Statistical Confidence: Commonly used interchangeably with statistical accuracy, it tells us how well a statistic from a sampling process represents the population mean for the data set.
Stratified Random Sampling: A variation of random sampling to generate the invitation sample used to help ensure a consistent statistical accuracy across demographic segments of comparative interest, for example, product line, business region, school district. Sampling here is a two stage process. First, stratify (group) the members of the sample frame by the demographic variable. Second, random sample within each stratum.
Survey: The process of conducting research using survey methodology, though in common parlance “survey” is used to mean the survey instrument or questionnaire.
Survey Administration: The process of inviting people to take the survey and collect data from them. Care must be taken to avoid introducing administration biases into the data set. See “Administration” for other related items.
Survey Instrument (also known as Questionnaire): The measuring instrument used to gauge how some group feels on the topic of the research study.

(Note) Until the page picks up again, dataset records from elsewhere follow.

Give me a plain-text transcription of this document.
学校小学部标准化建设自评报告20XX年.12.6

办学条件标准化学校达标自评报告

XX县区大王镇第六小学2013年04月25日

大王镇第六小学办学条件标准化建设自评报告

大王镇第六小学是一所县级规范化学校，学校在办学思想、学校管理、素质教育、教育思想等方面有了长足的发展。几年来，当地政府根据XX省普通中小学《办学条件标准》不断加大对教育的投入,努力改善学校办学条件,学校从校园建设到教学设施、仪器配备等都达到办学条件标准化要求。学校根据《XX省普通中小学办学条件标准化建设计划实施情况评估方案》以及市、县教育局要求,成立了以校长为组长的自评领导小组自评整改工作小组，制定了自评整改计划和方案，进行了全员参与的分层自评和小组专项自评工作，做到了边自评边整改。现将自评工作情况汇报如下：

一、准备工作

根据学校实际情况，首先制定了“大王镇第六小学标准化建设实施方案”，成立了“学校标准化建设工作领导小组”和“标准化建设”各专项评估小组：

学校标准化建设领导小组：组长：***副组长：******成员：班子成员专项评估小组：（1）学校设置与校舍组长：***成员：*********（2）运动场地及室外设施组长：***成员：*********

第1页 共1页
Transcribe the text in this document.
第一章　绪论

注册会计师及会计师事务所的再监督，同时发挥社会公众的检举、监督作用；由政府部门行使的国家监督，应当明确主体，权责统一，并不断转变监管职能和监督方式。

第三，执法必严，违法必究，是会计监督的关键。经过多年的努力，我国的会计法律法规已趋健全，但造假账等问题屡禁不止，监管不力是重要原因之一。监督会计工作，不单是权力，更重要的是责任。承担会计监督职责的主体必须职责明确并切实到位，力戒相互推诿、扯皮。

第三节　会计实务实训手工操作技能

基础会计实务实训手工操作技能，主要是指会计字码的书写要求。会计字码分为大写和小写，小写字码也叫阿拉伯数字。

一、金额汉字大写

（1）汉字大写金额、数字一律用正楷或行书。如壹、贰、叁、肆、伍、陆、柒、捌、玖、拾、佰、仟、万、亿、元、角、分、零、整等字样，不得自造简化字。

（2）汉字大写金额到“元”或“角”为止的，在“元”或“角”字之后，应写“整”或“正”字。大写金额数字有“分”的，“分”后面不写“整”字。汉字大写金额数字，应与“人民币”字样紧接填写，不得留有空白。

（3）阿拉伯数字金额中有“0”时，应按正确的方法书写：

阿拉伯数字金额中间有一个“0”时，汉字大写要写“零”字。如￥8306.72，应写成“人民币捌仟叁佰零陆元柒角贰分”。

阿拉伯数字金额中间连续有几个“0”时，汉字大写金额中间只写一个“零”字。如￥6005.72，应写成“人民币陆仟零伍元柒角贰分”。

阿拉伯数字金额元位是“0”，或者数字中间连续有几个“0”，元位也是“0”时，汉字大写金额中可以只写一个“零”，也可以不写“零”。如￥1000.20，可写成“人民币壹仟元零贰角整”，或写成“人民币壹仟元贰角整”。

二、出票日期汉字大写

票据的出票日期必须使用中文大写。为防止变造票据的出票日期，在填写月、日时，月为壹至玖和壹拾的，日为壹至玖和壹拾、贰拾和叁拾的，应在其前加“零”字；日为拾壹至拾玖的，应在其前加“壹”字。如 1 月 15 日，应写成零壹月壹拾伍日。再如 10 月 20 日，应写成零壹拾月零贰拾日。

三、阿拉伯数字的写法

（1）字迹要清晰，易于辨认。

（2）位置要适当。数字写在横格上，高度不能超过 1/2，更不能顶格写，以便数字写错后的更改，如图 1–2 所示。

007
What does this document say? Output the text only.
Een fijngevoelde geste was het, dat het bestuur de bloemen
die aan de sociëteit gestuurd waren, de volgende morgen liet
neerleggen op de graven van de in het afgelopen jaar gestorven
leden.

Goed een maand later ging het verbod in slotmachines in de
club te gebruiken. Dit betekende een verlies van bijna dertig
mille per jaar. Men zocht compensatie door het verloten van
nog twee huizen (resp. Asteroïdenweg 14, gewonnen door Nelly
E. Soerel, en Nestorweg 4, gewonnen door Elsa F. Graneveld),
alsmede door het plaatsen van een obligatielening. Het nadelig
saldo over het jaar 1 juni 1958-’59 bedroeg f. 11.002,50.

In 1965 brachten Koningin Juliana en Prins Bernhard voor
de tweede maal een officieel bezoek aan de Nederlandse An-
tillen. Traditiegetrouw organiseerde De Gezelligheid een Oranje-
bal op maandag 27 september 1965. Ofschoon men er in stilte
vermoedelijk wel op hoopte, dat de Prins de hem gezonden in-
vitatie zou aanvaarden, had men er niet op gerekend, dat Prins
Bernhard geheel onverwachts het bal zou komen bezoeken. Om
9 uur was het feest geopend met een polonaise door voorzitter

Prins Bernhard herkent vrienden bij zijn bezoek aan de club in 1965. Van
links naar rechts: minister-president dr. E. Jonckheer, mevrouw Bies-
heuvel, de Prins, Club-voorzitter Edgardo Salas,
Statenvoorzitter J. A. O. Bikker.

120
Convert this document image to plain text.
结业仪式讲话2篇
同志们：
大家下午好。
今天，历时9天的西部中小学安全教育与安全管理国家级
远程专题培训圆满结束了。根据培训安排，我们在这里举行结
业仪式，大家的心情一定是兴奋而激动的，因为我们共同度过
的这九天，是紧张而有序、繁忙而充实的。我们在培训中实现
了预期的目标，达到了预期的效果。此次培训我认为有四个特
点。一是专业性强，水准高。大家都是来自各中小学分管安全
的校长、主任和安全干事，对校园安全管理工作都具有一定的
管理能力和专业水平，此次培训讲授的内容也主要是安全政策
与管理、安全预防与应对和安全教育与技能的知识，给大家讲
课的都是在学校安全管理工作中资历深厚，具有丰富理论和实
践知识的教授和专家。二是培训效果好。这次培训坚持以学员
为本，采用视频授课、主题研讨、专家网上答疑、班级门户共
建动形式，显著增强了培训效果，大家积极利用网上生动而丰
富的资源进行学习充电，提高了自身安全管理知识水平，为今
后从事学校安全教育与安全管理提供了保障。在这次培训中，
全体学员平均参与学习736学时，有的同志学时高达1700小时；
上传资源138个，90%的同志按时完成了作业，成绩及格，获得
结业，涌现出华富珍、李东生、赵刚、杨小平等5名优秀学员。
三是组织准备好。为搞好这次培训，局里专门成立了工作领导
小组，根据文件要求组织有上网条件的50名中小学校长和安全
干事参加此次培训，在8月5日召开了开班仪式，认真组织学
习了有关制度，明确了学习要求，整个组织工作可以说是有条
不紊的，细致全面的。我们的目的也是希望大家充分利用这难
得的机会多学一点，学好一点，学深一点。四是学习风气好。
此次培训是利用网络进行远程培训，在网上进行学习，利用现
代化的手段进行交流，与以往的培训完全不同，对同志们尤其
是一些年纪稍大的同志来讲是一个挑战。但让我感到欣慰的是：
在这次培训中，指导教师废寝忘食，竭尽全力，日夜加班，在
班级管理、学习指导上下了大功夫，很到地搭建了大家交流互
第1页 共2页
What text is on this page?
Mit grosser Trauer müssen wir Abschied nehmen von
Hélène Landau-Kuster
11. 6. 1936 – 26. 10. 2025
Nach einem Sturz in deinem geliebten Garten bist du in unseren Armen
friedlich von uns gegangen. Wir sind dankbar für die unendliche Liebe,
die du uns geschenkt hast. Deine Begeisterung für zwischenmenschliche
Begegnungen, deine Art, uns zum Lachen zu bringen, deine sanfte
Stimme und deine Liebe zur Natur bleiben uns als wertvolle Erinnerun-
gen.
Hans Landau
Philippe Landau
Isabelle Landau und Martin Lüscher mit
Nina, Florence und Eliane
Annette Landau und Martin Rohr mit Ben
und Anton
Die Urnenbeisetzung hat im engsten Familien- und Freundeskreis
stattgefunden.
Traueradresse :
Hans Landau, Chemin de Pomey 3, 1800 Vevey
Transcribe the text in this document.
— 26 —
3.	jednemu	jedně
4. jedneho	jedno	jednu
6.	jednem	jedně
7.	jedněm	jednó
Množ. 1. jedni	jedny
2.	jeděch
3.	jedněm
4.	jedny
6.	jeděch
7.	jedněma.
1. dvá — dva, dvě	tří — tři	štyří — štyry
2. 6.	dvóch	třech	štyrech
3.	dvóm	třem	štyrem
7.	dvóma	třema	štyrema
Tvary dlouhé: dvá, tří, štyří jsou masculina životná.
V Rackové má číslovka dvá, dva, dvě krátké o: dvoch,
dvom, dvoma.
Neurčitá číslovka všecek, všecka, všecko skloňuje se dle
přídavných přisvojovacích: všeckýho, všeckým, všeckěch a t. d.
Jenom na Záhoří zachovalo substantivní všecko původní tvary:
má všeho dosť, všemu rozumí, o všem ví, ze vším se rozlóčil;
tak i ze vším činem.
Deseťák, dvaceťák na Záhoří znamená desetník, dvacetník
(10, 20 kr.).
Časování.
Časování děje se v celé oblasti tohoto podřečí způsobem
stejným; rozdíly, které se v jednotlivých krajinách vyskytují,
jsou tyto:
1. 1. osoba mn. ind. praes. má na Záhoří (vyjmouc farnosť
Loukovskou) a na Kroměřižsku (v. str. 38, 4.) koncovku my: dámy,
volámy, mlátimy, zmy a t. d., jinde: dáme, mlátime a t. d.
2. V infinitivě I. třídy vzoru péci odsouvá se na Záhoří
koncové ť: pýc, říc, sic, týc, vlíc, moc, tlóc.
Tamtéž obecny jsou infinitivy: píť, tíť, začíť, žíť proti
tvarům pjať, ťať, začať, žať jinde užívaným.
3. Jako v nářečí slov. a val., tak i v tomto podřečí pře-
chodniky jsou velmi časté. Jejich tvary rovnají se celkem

Survey Fatigue: When members of the population become so weary of repeated survey invitations that they stop taking the survey, except perhaps when they have an issue. Can introduce a participation bias (a.k.a. non-response or self-selection bias). With more organizations surveying, fatigue has increased.
Article: Survey Sample Selection: The Need to Consider Your Whole Research Program, Battling Survey Fatigue, The Hidden Danger of Survey Bias
Survey Manipulation: The practice of trying to influence the scores provided by respondents by those affected by the survey findings. The manipulation may be overt or subtle, but it distorts the true views of the respondents to achieve other goals.
Survey Question: A measuring tool to generate data that will measure some attribute (or characteristic) of interest in the research study. The wording in the question operationalizes the attribute so that the respondent can present their views through some measurement scheme, such as a scale or checkbox. Various question phrasing and question types could be used to measure the same underlying attribute.
Articles: Survey Question Choice: How Question Format Affects Survey Data Analysis
Systematic Sampling: One of the four probabilistic sampling approaches, generally used when the sampling frame is in the form of a list or maybe people queued in a line. Names would be selected at an interval (say, every 8th name) going through the entire list.